Qatar’s foreign minister travelled to Lebanon earlier this week in efforts to help resolve the country’s political crisis.
Qatar sent its first batch of food to Lebanon on Thursday morning as part of its promise to provide 70 tonnes of aid to the military for an entire year.
According to Qatar’s foreign ministry [MOFA] the shipment was sent to Lebanon on an Amiri Air Force aircraft belonging to the Qatari Armed Forces.
The latest donation comes as part of Qatar’s efforts to alleviate some of the burdens on Lebanese authorities as the country struggles with a political crisis that further exacerbated its economic situation, the worst since the civil war.
— الخارجية القطرية (@MofaQatar_AR) July 8, 2021
Beirut has failed to form an effective government since the Beirut blast in August last year, which prompted resignations from several ministers including Hassan Diab, who is now the caretaker prime minister.
On Tuesday, Qatar’s Foreign Minister Sheikh Mohammed bin Abdulrahman Al Thani visited Lebanon, where he met with President Michel Aoun, PM-designate Saad Hariri and Parliament Speaker Nabih Berri.
Tuesday’s visit marked the third such trip of its kind to Lebanon this year by a Qatari official.
Qatar’s foreign minister previously visited Lebanese officials in February to assess the situation in the crises-hit country and the kind of support needed to allow Lebanon to stand on its feet once again.
In April, Diab presented Qatar with a plan during a visit to Doha that outlined ways to help his country contain the damage seen from current crises.
The first part of the plan involved issuing ration cards for at least 750,000 Lebanese families living below the poverty line to create “a safety net” that would rationalise subsidies for food and commodities, Diab said in an interview with Qatar-based Al-Sharq.
“The goal since the October Revolution of 2019 has been to alleviate the burden on the Lebanese community across several aspects, such as food basket, medicine, gasoline prices for cars, diesel for heating and gas for domestic consumption,” he added.
The value of the proposed ration cards would be valued at $1.8 million a month, ranging between $80-to-$160 per month for each family for a year.
The Lebanese official said the second part of the plan includes the provision of fuel in five-year instalments to help the country with its current fuel crisis.
A deepening crisis
Lebanon is now grappling with its worst economic crisis in years, which worsened following the coronavirus outbreak as well as the deadly explosion at Beirut port.
According to the World Bank, the financial crisis could rank among the world’s three worst since the mid-1800s, with the Lebanese currency losing more than 90% of its value in the black market and facing a spike in unemployment.
The people of Lebanon are also struggling with a fuel shortage, with many waiting in long lines at gas stations to fill their cars.

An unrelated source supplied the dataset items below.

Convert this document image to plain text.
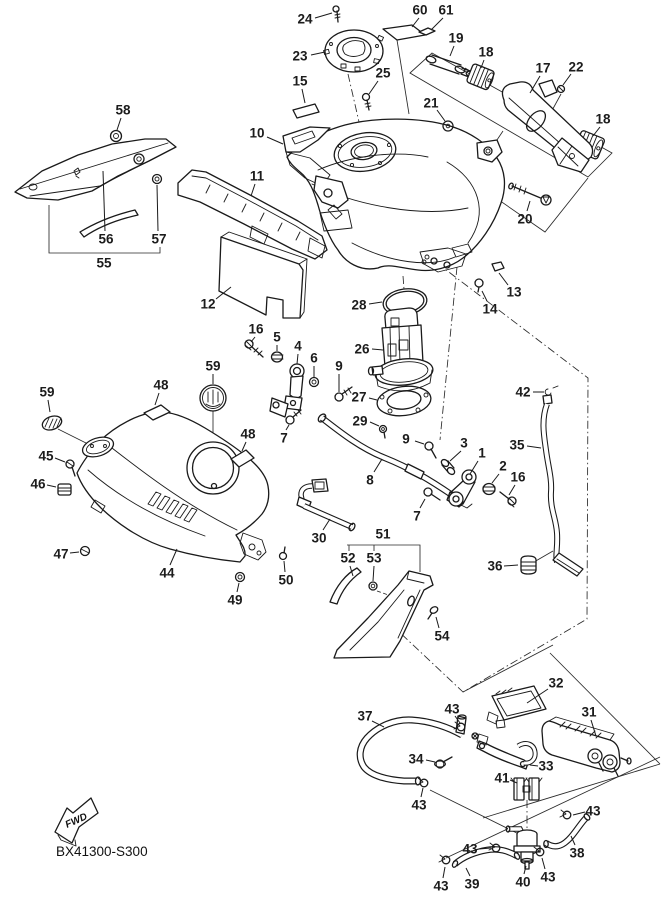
FWD
BX41300-S300
24
23
60 61
19
18
17 22
25
15
21
18
10
58
11
20
56	57
55
12	28
26
27
29
16
5
4
6
9
7
48
59
59
45
46
47
44
49
50
48
13
14
42
35
36
9	3
1
2
16
7
8
30	51
52 53
54
32
31
37
34	33
41
40
38
39
43
43	43
43
43
43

Lebanon’s producer Électricité du Liban [EDL] has faced difficulties in supplying the country with electricity.
Several residents have also reported blackouts as generators continue to run out of fuel.
Meanwhile, pharmacies have also run out of medicine and baby formula, forcing them to ration the products.
The crisis was exacerbated in October 2019, when plans to impose taxes on internet-based calling services such as WhatsApp, triggered mass demonstrations that were followed by the resignation of former Prime Minister Saad Hariri.